I push mine from a carboy into a keg through the beverage out side. I leave the top on and put a picnic tap on the gas side and set it in a small bucket. When beer flows out the picnic tap I know it's full. Then I usually pull a pint out just to make sure I have some headspace, and force carb it in a soda bottle and sample.
 
If this would work I will use a clean and sanitized stopper and length of hose to my CO2 regulator. A filter may still be a good idea.

I guess my biggest concern is the size of the dip tube. I keg in corney's. And the I.D. of the tube is 1/4" or so. Not sure if that will be too restricted for a good rate of flow. When I rack with the hose I use 1/2" and it flows well. I just don't like the open keg, and the hose in the beer.

I figure if it is a good way to rack, then someone here will have done it.
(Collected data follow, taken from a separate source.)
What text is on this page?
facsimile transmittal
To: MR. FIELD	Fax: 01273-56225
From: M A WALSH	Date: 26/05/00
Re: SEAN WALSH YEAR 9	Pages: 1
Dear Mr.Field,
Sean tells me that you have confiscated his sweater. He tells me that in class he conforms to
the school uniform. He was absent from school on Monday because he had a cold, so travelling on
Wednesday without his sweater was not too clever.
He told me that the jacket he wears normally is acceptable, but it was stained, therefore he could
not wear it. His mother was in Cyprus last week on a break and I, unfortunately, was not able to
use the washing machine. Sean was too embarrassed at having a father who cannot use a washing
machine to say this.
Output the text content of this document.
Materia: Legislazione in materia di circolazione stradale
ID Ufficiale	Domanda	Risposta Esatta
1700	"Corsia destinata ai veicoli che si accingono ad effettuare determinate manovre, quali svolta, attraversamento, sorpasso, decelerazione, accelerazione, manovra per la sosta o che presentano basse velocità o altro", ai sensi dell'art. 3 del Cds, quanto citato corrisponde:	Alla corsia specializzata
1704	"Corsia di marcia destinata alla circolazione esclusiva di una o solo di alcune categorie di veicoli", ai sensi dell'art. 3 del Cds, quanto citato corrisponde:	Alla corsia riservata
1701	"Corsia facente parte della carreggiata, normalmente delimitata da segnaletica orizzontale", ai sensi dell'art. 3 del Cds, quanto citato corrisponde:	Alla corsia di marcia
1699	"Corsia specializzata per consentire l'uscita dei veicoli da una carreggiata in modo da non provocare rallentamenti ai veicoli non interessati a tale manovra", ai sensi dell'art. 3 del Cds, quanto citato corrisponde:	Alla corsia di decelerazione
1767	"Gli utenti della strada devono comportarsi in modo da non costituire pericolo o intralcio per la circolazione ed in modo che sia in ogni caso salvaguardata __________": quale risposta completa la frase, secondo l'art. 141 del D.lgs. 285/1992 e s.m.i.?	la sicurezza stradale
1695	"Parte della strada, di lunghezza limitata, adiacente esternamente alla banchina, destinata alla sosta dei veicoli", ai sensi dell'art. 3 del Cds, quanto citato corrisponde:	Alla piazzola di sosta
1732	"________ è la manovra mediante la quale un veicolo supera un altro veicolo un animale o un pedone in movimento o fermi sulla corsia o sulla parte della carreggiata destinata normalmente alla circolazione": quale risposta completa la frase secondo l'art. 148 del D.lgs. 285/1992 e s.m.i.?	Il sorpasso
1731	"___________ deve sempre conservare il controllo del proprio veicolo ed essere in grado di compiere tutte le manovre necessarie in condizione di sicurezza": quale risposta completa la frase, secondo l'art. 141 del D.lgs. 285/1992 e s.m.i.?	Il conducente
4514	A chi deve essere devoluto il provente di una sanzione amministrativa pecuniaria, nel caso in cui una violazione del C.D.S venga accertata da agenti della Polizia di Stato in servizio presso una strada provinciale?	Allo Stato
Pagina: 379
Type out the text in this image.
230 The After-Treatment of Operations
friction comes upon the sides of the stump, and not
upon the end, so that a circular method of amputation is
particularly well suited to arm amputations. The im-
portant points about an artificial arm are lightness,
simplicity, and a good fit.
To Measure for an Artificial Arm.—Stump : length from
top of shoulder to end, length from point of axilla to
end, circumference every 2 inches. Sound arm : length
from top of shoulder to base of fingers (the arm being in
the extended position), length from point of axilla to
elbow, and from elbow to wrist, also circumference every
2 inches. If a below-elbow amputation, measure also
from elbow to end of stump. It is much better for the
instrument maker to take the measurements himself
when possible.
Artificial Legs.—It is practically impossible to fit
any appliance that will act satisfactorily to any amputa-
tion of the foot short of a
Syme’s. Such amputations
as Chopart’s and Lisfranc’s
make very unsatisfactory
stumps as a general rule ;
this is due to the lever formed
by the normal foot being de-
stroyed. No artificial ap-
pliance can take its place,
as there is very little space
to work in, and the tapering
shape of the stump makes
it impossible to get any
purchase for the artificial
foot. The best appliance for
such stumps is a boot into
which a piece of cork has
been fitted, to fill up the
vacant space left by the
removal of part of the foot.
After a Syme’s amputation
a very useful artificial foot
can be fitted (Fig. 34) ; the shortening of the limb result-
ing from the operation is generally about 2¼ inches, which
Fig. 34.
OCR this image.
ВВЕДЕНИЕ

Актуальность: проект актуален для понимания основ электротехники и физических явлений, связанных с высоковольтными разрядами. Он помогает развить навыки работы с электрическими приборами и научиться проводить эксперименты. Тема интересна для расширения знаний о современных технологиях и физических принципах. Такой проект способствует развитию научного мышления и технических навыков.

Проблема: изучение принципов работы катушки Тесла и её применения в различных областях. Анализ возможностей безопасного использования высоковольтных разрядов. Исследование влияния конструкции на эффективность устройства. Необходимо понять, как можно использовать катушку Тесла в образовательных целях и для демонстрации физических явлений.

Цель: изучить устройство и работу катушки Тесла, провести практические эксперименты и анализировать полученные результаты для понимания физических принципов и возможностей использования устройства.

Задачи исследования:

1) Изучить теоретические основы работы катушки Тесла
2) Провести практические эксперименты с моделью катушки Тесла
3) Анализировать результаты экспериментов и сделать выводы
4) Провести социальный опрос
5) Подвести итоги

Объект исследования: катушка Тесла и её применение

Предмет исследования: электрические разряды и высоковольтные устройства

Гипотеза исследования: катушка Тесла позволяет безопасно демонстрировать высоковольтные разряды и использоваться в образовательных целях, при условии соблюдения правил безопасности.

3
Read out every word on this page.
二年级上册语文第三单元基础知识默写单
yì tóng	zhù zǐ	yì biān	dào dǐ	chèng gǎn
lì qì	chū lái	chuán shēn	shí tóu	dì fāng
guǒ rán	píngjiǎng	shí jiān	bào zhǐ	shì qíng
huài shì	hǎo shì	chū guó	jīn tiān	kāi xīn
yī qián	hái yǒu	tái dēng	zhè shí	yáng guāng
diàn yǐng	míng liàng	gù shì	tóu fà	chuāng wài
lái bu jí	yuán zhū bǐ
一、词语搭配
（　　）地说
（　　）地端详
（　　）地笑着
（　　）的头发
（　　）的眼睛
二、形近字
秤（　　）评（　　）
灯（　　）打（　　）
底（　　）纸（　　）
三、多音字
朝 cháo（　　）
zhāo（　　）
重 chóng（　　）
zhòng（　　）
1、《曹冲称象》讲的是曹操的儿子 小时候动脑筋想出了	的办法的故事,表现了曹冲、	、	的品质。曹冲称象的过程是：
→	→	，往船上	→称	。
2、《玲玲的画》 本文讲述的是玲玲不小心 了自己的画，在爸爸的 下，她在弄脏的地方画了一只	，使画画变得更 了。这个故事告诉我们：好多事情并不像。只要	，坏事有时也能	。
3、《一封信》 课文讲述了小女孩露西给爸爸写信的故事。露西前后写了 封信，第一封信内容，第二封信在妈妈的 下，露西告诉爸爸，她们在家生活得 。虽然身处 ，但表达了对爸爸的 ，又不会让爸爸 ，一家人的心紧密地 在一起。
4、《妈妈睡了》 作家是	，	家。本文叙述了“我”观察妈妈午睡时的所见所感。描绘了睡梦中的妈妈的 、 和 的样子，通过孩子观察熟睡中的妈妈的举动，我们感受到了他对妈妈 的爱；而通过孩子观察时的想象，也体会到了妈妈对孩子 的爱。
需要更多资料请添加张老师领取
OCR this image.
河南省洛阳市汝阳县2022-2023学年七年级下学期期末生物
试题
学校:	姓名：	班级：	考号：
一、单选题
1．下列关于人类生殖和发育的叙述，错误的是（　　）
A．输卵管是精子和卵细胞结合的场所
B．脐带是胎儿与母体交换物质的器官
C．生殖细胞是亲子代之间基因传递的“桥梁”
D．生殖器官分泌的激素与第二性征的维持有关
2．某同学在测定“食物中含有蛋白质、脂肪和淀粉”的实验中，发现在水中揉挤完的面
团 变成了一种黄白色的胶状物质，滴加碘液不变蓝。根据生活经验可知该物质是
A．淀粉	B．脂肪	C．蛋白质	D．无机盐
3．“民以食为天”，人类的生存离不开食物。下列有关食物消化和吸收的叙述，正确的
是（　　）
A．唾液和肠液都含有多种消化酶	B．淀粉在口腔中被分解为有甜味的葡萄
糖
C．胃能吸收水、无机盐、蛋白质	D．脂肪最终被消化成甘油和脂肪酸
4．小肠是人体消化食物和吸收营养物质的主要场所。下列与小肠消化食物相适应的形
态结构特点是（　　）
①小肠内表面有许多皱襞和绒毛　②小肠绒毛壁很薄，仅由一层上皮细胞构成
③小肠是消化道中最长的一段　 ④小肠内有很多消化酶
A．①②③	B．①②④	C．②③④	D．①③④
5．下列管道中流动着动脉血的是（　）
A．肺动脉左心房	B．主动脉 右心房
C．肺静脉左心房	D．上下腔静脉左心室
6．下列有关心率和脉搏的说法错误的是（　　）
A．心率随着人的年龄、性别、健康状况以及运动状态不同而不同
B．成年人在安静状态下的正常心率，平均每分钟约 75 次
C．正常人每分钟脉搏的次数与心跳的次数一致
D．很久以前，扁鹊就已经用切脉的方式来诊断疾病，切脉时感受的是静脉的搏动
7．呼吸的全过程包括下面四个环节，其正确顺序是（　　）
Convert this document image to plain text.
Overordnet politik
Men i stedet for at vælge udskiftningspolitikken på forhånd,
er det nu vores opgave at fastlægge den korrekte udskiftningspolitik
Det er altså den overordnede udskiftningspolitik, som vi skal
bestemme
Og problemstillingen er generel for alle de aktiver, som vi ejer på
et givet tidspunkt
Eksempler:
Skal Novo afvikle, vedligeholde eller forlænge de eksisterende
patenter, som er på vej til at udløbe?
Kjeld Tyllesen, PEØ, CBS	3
If not I can try it with water to see what happens.
 
what your need is a Spunding Valve on the receiving corny.

When I do this, I purge the corny to about 5psi, then do a pressurized transfer - try to match the rates of CO2 into the fermenter and the spunding valve.

Fill via the "Out" port to reduce foaming.

Since I've been doing 10g batches lately, I have a Y between two cornies that fill them both (and on the spunding side too).

EDIT : https://www.homebrewtalk.com/f35/conical-keg-illustrated-75794/#post794717
 
I put kegs on a scale and fill by weight so I don't need to open them to visually check the level.

You can pull the pressure relief valve every once in a while, or get a spunding valve or just simply a needle valve and open it a crack (which is what I do)
 
The dip tube is the real flow constrictor but I'm generally in no big hurry. If you've got your racking arm turned to the right spot, you'd just want to run it until it stops so you can walk away for a bit. I actually have a liquid QD that has a 3/8" hose barb on it, but due to the dip tube, I doubt it's doing anything for me.

Is the question related to not having enough gravity? I don't know which conical you have but many of them cannot be pressurized more than 1psi or so.
 
One thing to note - if your going to do this, you might want to have a HEPA filter on that blowoff tube and take it out of the blowoff :) It will create a vacuum in there.

I'm no expert on this, but I did sleep at a Holiday Inn last night.

The other way to go is to put a jumper between the top of the conical to the receiving corny gas QD so while beer is displacing the CO2 in the corny, it's going back into the conical. Closed system.
 
Nice find Larry. Exactly what I have in mind.

A couple of reasons I'm thinking of this. I like the idea of a closed system on the cold side. And I never did like the idea of the hose sticking in my beer.